Theme parties are great chance to ditch your comfort zone

Posted by Tee

from CurvyAmazon

FGG Girls’ Flick group newcomer CurvyAmazon gets bold and playful with some hot pink for an 80′s themed birthday party – demonstrating that theme parties can be a great way to experiment with fun, attention-getting outfits you probably wouldn’t be caught wearing in public any other time. It’s as though just the idea of a party gives us permission to be sexy, free-spirited beings, vs. feeling like we ought to cover up and spare ourselves and everyone else the sight of our curves.

While we’d love to get the whole plus-size community out from under that presumption, if a theme party is what it takes right now to have some fun with fashion, go for it! And if you can’t find one to hit with your bad, newly liberated self…why not throw one? Valentine’s Day is just around the corner; invite your 50 closest friends and require that everybody wear red. Then get creative!
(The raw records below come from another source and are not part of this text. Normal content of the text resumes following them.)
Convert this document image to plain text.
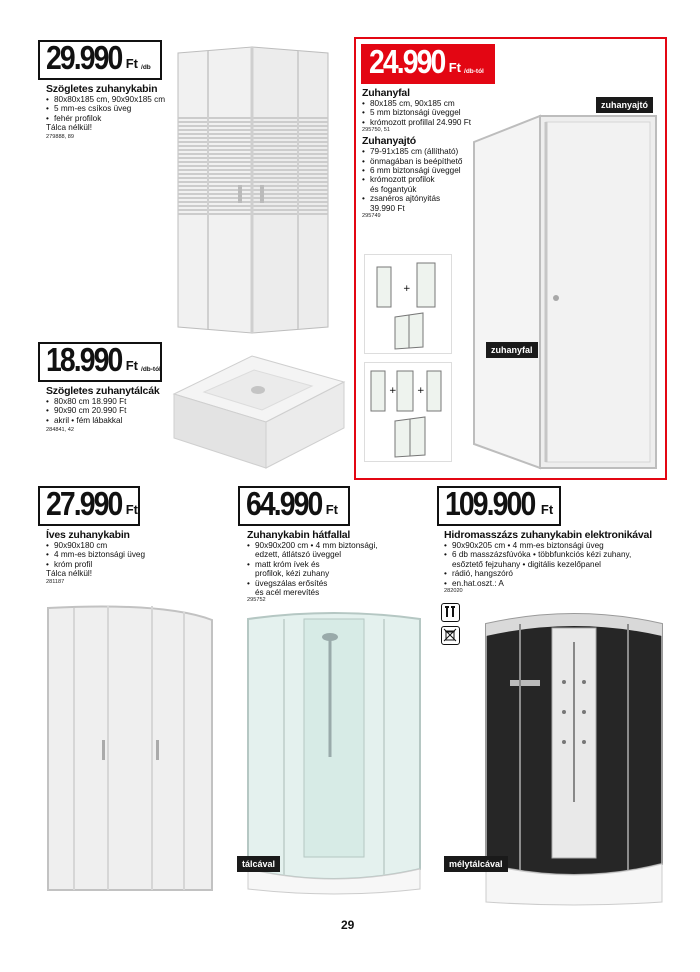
29.990 Ft /db
Szögletes zuhanykabin
• 80x80x185 cm, 90x90x185 cm
• 5 mm-es csíkos üveg
• fehér profilok
Tálca nélkül!
279888, 89
18.990 Ft /db-tól
Szögletes zuhanytálcák
• 80x80 cm 18.990 Ft
• 90x90 cm 20.990 Ft
• akril • fém lábakkal
284841, 42
24.990 Ft /db-tól
Zuhanyfal
• 80x185 cm, 90x185 cm
• 5 mm biztonsági üveggel
• krómozott profillal 24.990 Ft
295750, 51
Zuhanyajtó
• 79-91x185 cm (állítható)
• önmagában is beépíthető
• 6 mm biztonsági üveggel
• krómozott profilok
és fogantyúk
• zsanéros ajtónyitás
39.990 Ft
295749
+
+ +
zuhanyajtó
zuhanyfal
27.990 Ft
Íves zuhanykabin
• 90x90x180 cm
• 4 mm-es biztonsági üveg
• króm profil
Tálca nélkül!
281187
64.990 Ft
Zuhanykabin hátfallal
• 90x90x200 cm • 4 mm biztonsági,
edzett, átlátszó üveggel
• matt króm ívek és
profilok, kézi zuhany
• üvegszálas erősítés
és acél merevítés
295752
tálcával
109.900 Ft
Hidromasszázs zuhanykabin elektronikával
• 90x90x205 cm • 4 mm-es biztonsági üveg
• 6 db masszázsfúvóka • többfunkciós kézi zuhany,
esőztető fejzuhany • digitális kezelőpanel
• rádió, hangszóró
• en.hat.oszt.: A
282020
mélytálcával
29
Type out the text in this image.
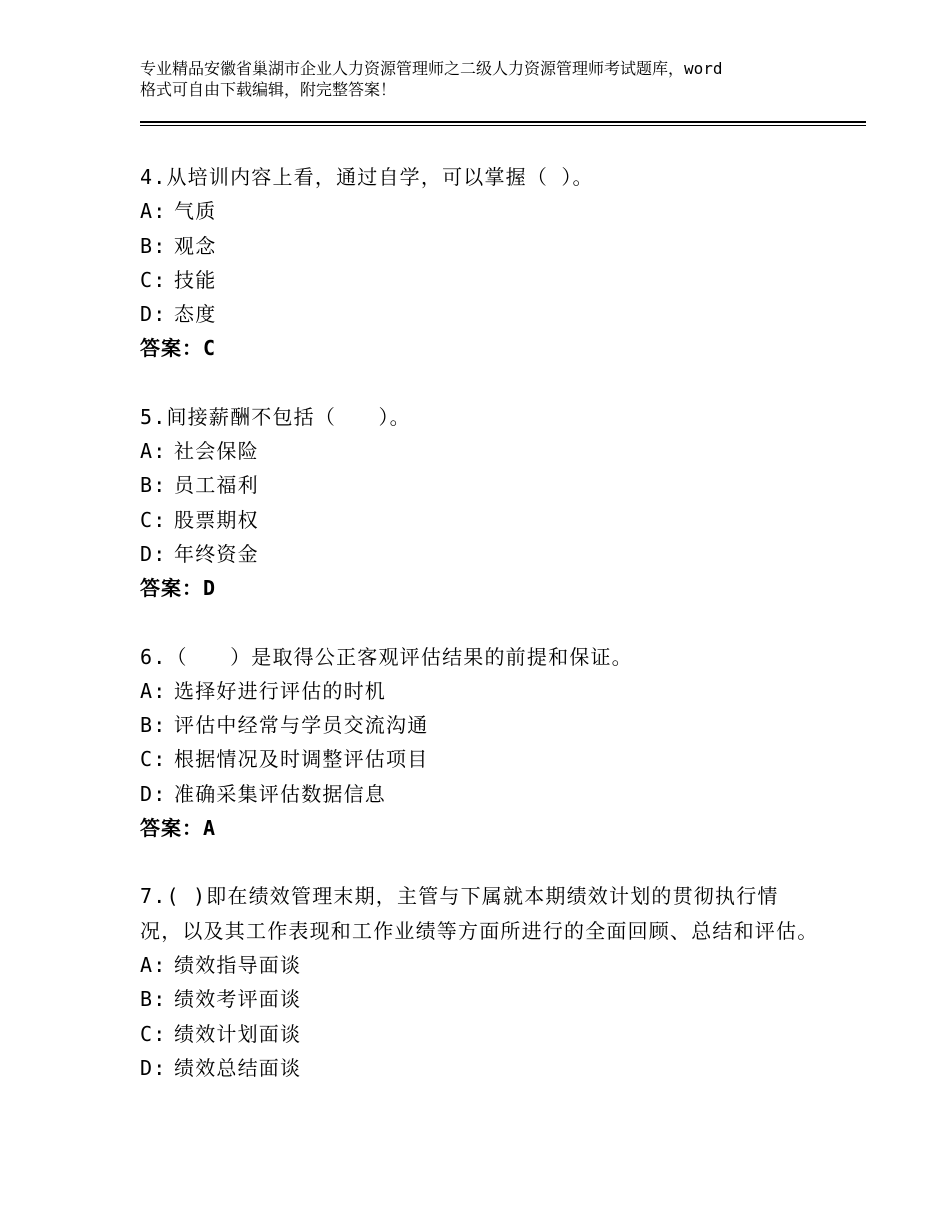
专业精品安徽省巢湖市企业人力资源管理师之二级人力资源管理师考试题库，word
格式可自由下载编辑，附完整答案！

4.从培训内容上看，通过自学，可以掌握（ ）。

A: 气质

B: 观念

C: 技能

D: 态度

答案：C

5.间接薪酬不包括（　　）。

A: 社会保险

B: 员工福利

C: 股票期权

D: 年终资金

答案：D

6.（　　）是取得公正客观评估结果的前提和保证。

A: 选择好进行评估的时机

B: 评估中经常与学员交流沟通

C: 根据情况及时调整评估项目

D: 准确采集评估数据信息

答案：A

7.( )即在绩效管理末期，主管与下属就本期绩效计划的贯彻执行情况，以及其工作表现和工作业绩等方面所进行的全面回顾、总结和评估。

A: 绩效指导面谈

B: 绩效考评面谈

C: 绩效计划面谈

D: 绩效总结面谈
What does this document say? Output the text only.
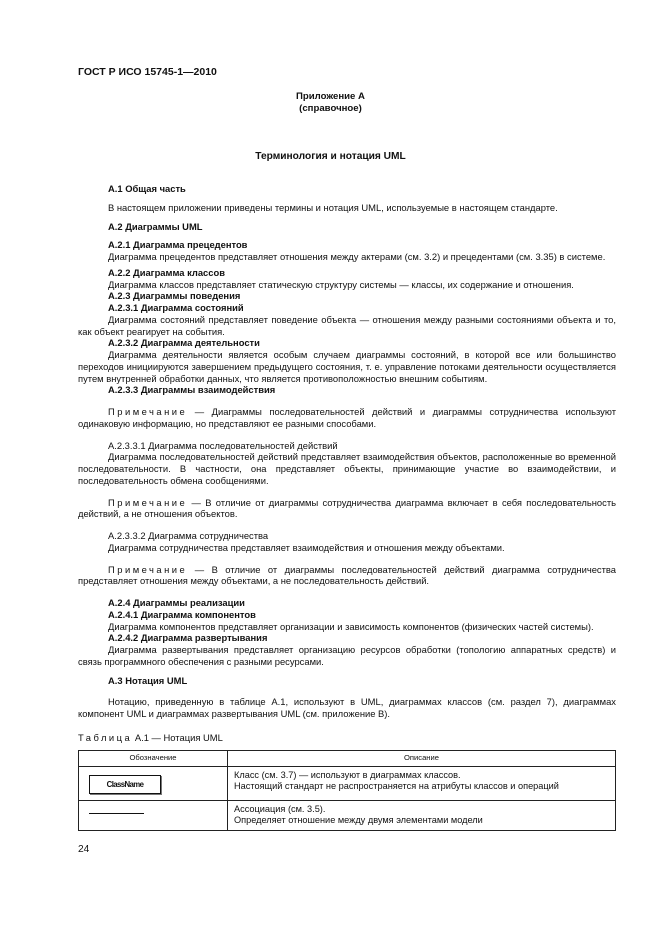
ГОСТ Р ИСО 15745-1—2010
Приложение А
(справочное)
Терминология и нотация UML
А.1 Общая часть
В настоящем приложении приведены термины и нотация UML, используемые в настоящем стандарте.
А.2 Диаграммы UML
А.2.1 Диаграмма прецедентов
Диаграмма прецедентов представляет отношения между актерами (см. 3.2) и прецедентами (см. 3.35) в системе.
А.2.2 Диаграмма классов
Диаграмма классов представляет статическую структуру системы — классы, их содержание и отношения.
А.2.3 Диаграммы поведения
А.2.3.1 Диаграмма состояний
Диаграмма состояний представляет поведение объекта — отношения между разными состояниями объекта и то, как объект реагирует на события.
А.2.3.2 Диаграмма деятельности
Диаграмма деятельности является особым случаем диаграммы состояний, в которой все или большинство переходов инициируются завершением предыдущего состояния, т. е. управление потоками деятельности осуществляется путем внутренней обработки данных, что является противоположностью внешним событиям.
А.2.3.3 Диаграммы взаимодействия
Примечание — Диаграммы последовательностей действий и диаграммы сотрудничества используют одинаковую информацию, но представляют ее разными способами.
А.2.3.3.1 Диаграмма последовательностей действий
Диаграмма последовательностей действий представляет взаимодействия объектов, расположенные во временной последовательности. В частности, она представляет объекты, принимающие участие во взаимодействии, и последовательность обмена сообщениями.
Примечание — В отличие от диаграммы сотрудничества диаграмма включает в себя последовательность действий, а не отношения объектов.
А.2.3.3.2 Диаграмма сотрудничества
Диаграмма сотрудничества представляет взаимодействия и отношения между объектами.
Примечание — В отличие от диаграммы последовательностей действий диаграмма сотрудничества представляет отношения между объектами, а не последовательность действий.
А.2.4 Диаграммы реализации
А.2.4.1 Диаграмма компонентов
Диаграмма компонентов представляет организации и зависимость компонентов (физических частей системы).
А.2.4.2 Диаграмма развертывания
Диаграмма развертывания представляет организацию ресурсов обработки (топологию аппаратных средств) и связь программного обеспечения с разными ресурсами.
А.3 Нотация UML
Нотацию, приведенную в таблице А.1, используют в UML, диаграммах классов (см. раздел 7), диаграммах компонент UML и диаграммах развертывания UML (см. приложение В).
Таблица А.1 — Нотация UML
Обозначение	Описание

ClassName	Класс (см. 3.7) — используют в диаграммах классов.
Настоящий стандарт не распространяется на атрибуты классов и операций

	Ассоциация (см. 3.5).
Определяет отношение между двумя элементами модели
24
Thanks to everyone who submitted photos this month! Our group is growing and we love seeing your faces over there. If  you haven’t joined already, get on over there.

And finally, congratulations to MidnighteSkye for winning this month’s photo challenge with her January 10 Photo of the Week, “Make a Statement.” Nice shot! Send your mailing address to letters@fatgirlsguidetoliving.com and we’ll send off your prize!

And thanks to everyone who’s participated in our photo challenges each month since we launched last summer. We’ll continue to do a Photo of the Week each Monday beginning this week (vs. Sunday), but we’ll no longer be choosing one monthly “winner” from those. We love all the photos you’re adding to our Flickr group, so keep ‘em coming!